Smits labeled the officiating "inconsistent" Tuesday night. "It's disappointing and frustrating to be sitting on the bench, especially when you lose and you feel you could have made a difference," he said.

Also disappointing to Smits was the Pacers' failure to make the Magic pay for its constant double-teaming of him. "I tried to get the ball to the open man, but we didn't hit any shots or create anything."

So adjustments will be made, then adjustments to the adjustments. That's one of the fascinations of the playoffs, where you meet the same team game after game.

Reggie Miller is the Pacers' big name and big mouth, and opponents must pay attention. But under Brown, Indiana's first option on offense is Smits.

Such respect is a far cry from the abuse Smits suffered in his early years after he was drafted from tiny Marist College. "Brutal, unrelenting," said Pacers general manager Donnie Walsh of the criticism.

Rony Seikaly, picked ninth by the Heat in that '88 draft, used to take great pleasure in regularly outplaying Smits, who was raw, injury-prone and the victim of great expectations unfulfilled.

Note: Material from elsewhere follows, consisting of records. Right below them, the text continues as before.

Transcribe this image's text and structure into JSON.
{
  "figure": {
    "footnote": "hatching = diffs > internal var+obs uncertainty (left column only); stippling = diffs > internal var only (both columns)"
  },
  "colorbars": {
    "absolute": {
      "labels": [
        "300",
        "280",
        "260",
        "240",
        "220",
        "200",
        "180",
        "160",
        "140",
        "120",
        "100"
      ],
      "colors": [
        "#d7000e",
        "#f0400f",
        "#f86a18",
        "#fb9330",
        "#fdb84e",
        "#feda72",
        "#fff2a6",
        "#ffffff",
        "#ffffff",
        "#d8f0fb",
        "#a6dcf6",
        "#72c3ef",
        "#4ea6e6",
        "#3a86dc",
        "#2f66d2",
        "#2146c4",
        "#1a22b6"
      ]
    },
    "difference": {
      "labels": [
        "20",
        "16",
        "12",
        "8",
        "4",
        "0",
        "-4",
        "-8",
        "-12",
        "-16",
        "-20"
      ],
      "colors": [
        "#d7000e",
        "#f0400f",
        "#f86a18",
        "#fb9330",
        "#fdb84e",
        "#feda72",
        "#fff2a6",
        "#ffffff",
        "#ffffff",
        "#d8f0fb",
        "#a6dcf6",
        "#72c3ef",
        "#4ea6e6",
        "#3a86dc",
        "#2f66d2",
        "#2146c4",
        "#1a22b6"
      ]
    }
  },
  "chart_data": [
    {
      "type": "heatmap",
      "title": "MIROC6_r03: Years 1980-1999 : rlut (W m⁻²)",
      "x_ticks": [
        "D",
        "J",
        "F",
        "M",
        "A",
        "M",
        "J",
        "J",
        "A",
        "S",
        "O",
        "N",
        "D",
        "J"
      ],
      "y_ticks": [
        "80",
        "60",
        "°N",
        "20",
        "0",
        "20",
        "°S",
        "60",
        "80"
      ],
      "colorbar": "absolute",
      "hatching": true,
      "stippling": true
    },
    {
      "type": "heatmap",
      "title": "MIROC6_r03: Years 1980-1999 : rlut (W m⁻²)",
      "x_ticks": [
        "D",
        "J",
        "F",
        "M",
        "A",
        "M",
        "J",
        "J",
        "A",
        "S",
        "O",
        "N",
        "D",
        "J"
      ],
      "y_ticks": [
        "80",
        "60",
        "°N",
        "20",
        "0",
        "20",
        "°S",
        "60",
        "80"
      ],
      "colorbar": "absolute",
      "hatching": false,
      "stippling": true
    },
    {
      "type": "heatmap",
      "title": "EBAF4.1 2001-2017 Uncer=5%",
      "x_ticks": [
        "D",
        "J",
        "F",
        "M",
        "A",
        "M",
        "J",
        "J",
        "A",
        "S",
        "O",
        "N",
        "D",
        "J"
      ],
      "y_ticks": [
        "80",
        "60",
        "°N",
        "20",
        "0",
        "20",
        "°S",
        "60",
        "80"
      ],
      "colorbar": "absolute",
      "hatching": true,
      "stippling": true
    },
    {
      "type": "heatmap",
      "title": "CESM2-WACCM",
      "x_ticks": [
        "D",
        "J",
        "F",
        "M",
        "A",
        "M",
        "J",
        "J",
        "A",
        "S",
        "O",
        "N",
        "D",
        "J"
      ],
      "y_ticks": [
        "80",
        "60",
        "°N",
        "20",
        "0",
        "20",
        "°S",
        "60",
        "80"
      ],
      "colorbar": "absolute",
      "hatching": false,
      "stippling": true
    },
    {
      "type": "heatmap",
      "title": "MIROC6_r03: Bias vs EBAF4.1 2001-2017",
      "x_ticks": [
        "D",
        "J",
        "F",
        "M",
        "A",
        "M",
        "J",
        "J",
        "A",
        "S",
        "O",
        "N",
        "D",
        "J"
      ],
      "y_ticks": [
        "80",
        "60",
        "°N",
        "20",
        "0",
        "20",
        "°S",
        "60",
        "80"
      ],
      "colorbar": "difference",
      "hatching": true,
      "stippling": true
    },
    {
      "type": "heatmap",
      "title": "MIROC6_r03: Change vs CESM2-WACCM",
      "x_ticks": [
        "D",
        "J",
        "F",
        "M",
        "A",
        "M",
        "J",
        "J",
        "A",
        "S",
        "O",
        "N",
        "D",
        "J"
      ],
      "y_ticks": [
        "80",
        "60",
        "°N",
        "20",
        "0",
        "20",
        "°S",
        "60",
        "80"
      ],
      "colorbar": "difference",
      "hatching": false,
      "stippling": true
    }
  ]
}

But he has blossomed under Brown. Three other Pacers coaches had urged Smits to bulk up for increased strength; Brown told him to lose weight for better mobility and health. He was the third and fourth option on offense before Brown arrived. He became the center of the offense under Brown.

"He has gotten better athletically and is playing with much greater confidence," Brown said. "The way he has played against some of the real good centers has been a big boost for him and for us."

But can Smits join the big boys and become a center of attention?

"Maybe," Smits said. "I think I have the capabilities."